This part is the detector part of control group.

Basic method is using HoG+SVM to do a "Insect or not" classifier, find all possible areas that could be insects, output the location of these area for further classifiying. 

第一部分是对照组的检测器部分

基础思路是结合HoG和SVM做一个是否是昆虫还是背景的二分类器，先将所有可能是昆虫的区域检出，将区域输出以进行进一步的昆虫类别分类。

In [1]:
import cv2
import numpy as np
from skimage.feature import hog
from sklearn.svm import LinearSVC
import os
import yaml
import pandas as pd
from sklearn.metrics import precision_recall_fscore_support
import json
import random

In [2]:
class HoG_Detector:
    def __init__(self):
        self.hog_parameters ={
            'pixels_per_cell':(8,8),
            'cells_per_block':(2,2),
            'orientations': 11
        }

    def filter_low_confidence_part(self,detections,min_confidence=1.0):
        filtered_detections=[]
        for detection in detections:
            if detection['confidence'] >=min_confidence:
                filtered_detections.append(detection)
        return filtered_detections

    def load_dataset_config(self,data_yaml_path):
        with open(data_yaml_path,'r') as y: # Load yaml file 加载数据集的yaml配置文件
            self.dataset_config=yaml.safe_load(y)
        return self.dataset_config
    
    def get_positive_sample(self,image_dir,label_dir):
        positive_sample=[]

        for img_name in os.listdir(image_dir):
            if not img_name.lower().endswith('.jpg'):
                continue

            img_path = os.path.join(image_dir,img_name)
            label_path = os.path.join(label_dir,img_name.replace('.jpg','.txt'))
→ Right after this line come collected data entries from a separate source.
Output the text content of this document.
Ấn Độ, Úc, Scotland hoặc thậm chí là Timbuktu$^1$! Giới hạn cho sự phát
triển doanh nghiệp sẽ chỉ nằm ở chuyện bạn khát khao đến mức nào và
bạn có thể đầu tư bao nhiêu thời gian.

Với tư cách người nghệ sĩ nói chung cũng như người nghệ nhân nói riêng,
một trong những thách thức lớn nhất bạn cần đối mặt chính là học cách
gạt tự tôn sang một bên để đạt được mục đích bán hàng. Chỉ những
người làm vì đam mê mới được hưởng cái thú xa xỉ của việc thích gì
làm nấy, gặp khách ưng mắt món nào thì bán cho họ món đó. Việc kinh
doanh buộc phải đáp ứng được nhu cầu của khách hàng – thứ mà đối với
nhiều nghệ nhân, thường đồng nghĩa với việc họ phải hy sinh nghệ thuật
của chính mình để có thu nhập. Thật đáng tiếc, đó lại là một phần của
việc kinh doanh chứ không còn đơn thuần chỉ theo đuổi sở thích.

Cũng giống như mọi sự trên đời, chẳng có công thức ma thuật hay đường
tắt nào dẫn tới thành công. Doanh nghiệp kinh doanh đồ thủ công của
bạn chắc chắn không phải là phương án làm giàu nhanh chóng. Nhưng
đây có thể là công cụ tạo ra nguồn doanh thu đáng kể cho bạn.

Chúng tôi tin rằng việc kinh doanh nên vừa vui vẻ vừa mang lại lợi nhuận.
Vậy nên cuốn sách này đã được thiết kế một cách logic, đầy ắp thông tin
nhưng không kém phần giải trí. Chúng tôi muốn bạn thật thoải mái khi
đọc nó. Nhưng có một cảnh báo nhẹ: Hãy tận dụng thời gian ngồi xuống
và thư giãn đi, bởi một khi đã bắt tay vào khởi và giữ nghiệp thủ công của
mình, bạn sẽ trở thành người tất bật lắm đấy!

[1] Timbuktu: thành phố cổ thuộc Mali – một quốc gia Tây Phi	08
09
            if not os.path.exists(label_path):
                continue

            image=cv2.imread(img_path)
            if image is None:
                continue
            h,w = image.shape[:2]

            with open(label_path,'r') as l:
                for line in l:
                    details=line.strip().split()
                    if len(details)!=5:
                        continue

                    class_id,x_center,y_center,width,height=map(float,details)
                    
                    x_center_abs= x_center*w # Transform label detail into pixel location 把label文件里的归一化坐标转换为像素坐标
                    y_center_abs= y_center*h
                    width_abs = width*w
                    height_abs = height*h

                    x1=int(x_center_abs-width_abs/2)
                    x2=int(x_center_abs+width_abs/2)
                    y1=int(y_center_abs-height_abs/2)
                    y2=int(y_center_abs+height_abs/2)
                    x1, y1 = max(0, x1), max(0, y1)
                    x2, y2 = min(w, x2), min(h, y2)

                    if x2 > x1 and y2 > y1:
                        insect_patch = image[y1:y2, x1:x2]
                        positive_sample.append(insect_patch)
                        # Cut out positive sample area and add it to the list 剪下昆虫区域并存储
    
        return positive_sample

    def get_negative_sample(self, image_dir,label_dir, samples_per_image=10):
        negative_sample=[]

        for img_name in os.listdir(image_dir):
            if not img_name.lower().endswith('.jpg'):
                continue

            img_path = os.path.join(image_dir,img_name)
            label_path = os.path.join(label_dir,img_name.replace('.jpg','.txt'))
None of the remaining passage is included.